Another interesting subsection covers “Everone Is The Same, Everyone Is Different”. Therein Willink explores the concept of scaled leadership in moderation. In most organizations, large or small, there will be a high degree of individuality, but also a clear, common denominator across the employee pool. It is the responsibility of the leader to create basic leadership tools applicable across the entire spectrum of employees whenever a business’ need requires a specific team to perform. At the same time, the leader must retain an observant mindset to effectively modulate these leadership tools depending on the situation and the individual members of the team. In his example, Willink suggests understanding the drivers of the situation first before taking diplomatic steps that might result in increasing or decreasing a reports’ responsibilities. While it may be common sense in theory, these concepts rarely translate well into the real corporate world without a modicum of friction or confusion among reports. Tact, diplomacy, and subtlety, therefore, make or break an effective communication which is the foundation to successfully drive a critical business need to completion. 

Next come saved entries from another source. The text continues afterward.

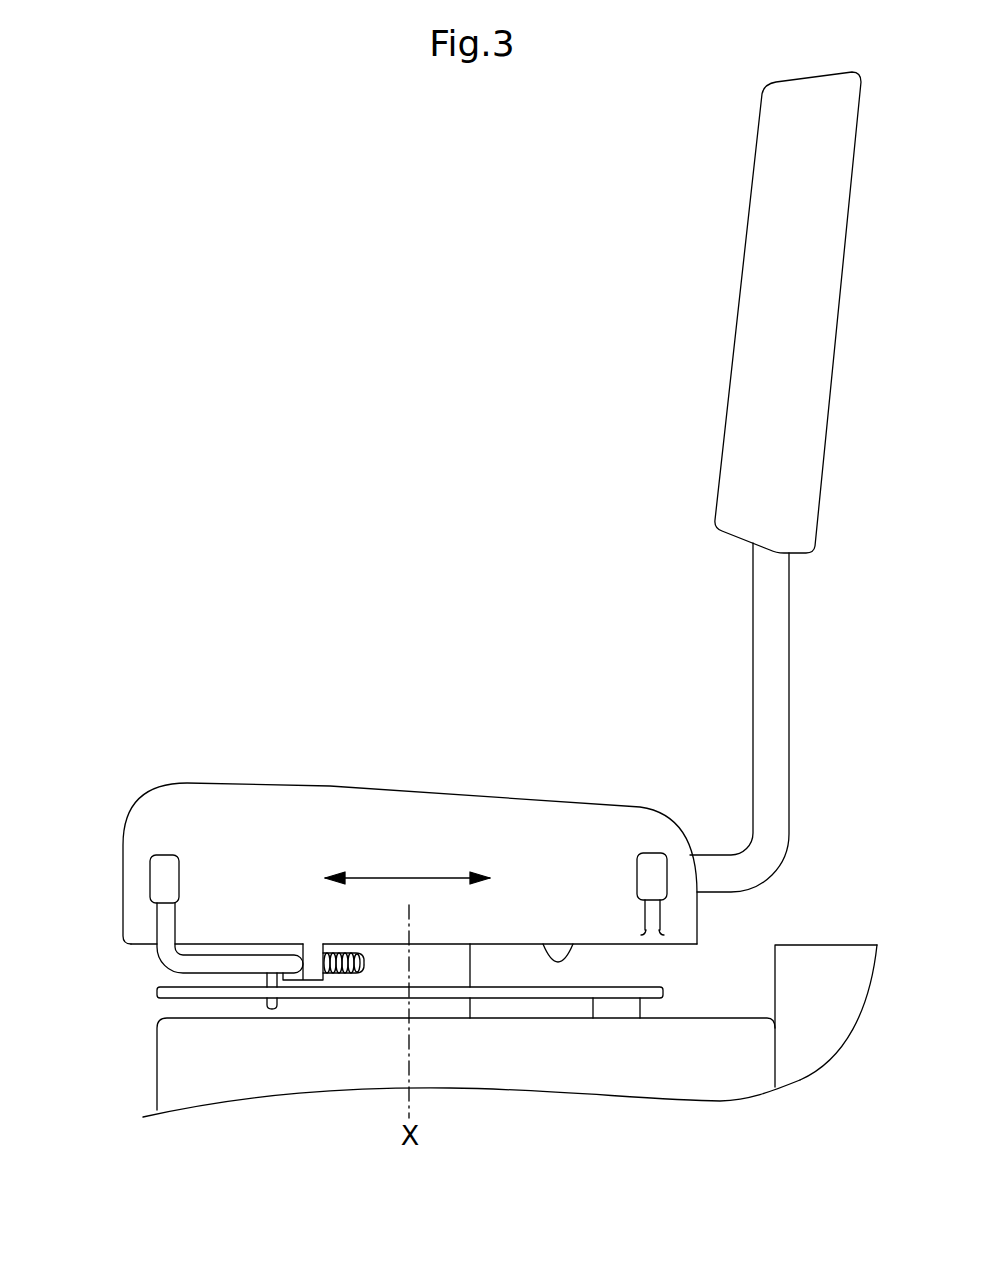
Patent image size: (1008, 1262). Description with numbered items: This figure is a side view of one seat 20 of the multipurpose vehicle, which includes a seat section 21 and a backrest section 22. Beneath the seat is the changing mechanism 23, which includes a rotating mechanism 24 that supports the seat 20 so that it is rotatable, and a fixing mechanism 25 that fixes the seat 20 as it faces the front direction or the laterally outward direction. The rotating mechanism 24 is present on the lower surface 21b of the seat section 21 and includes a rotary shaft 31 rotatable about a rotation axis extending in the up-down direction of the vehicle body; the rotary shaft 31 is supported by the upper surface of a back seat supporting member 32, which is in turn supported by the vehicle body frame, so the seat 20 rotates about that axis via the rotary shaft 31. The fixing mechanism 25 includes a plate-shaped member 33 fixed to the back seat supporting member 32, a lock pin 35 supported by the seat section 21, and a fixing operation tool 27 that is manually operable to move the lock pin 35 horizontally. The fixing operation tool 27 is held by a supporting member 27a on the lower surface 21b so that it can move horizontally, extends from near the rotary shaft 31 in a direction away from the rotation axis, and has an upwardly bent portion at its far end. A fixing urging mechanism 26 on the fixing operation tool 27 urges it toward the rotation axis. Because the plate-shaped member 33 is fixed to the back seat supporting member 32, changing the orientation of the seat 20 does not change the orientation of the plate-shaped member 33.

The seat 20 is at (492, 529).
The seat section 21 is at (363, 797).
The lower surface 21b is at (565, 952).
The backrest section 22 is at (730, 438).
The changing mechanism 23 is at (105, 1040).
The rotating mechanism 24 is at (642, 1058).
The fixing mechanism 25 is at (95, 803).
The fixing urging mechanism 26 is at (340, 975).
The fixing operation tool 27 is at (165, 855).
The supporting member 27a is at (313, 944).
The rotary shaft 31 is at (458, 1007).
The back seat supporting member 32 is at (692, 1003).
The plate-shaped member 33 is at (155, 992).
The lock pin 35 is at (271, 1010).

In his conclusion titled “It’s All On You But Not About You” Willink reiterates the importance of keeping your ego in check and making it about helping others to succeed. All responsibility stops with the leader of an organization or team. But it’s not about the responsibility or about the leader. Leadership is about making informed, inclusive decisions to effectively drive company objectives together as a team to succeed as a team. It’s about forming effective relationships of trust across all levels of the organization. This requires discipline over ego and emotions. Failing to enable others to perform at the highest level possible will inevitably invite corrosive attitudes into an otherwise well-performing team. Understanding that a leader only succeeds when the team succeeds is true leadership. It really summarizes the theme of this book: be humble and if you take care of the work, the work will take care of you.

Jocko Willink spent his formative years in the military. His leadership as a commanding officer of SEAL Team 3 aka “Task Unit Bruiser” led to the most military decorations of a Special Operations unit during the Iraq War. With all that in mind, his writing style is militaristic, relies on military terminology, and often draws premise from complex, military regulations. Altogether this really undermines creative extrapolation into everyday leadership. If you aren’t familiar with his previous publications this book can appear too detached from everyday business issues for the non-military, mid-level manager of a brick-and-mortar business. Overall Leadership Strategy and Tactics: Field Manual is a good book. While it rides and repeats common sense concepts it creates value as an everyday guide for early and experienced leaders alike. It does compete with other business and management books on leadership in a rather saturated market. This makes me believe the audience for this book would be found in the military, government or other large-scale corporations. I’m having a hard time seeing this book attracting an audience in more progressive sectors.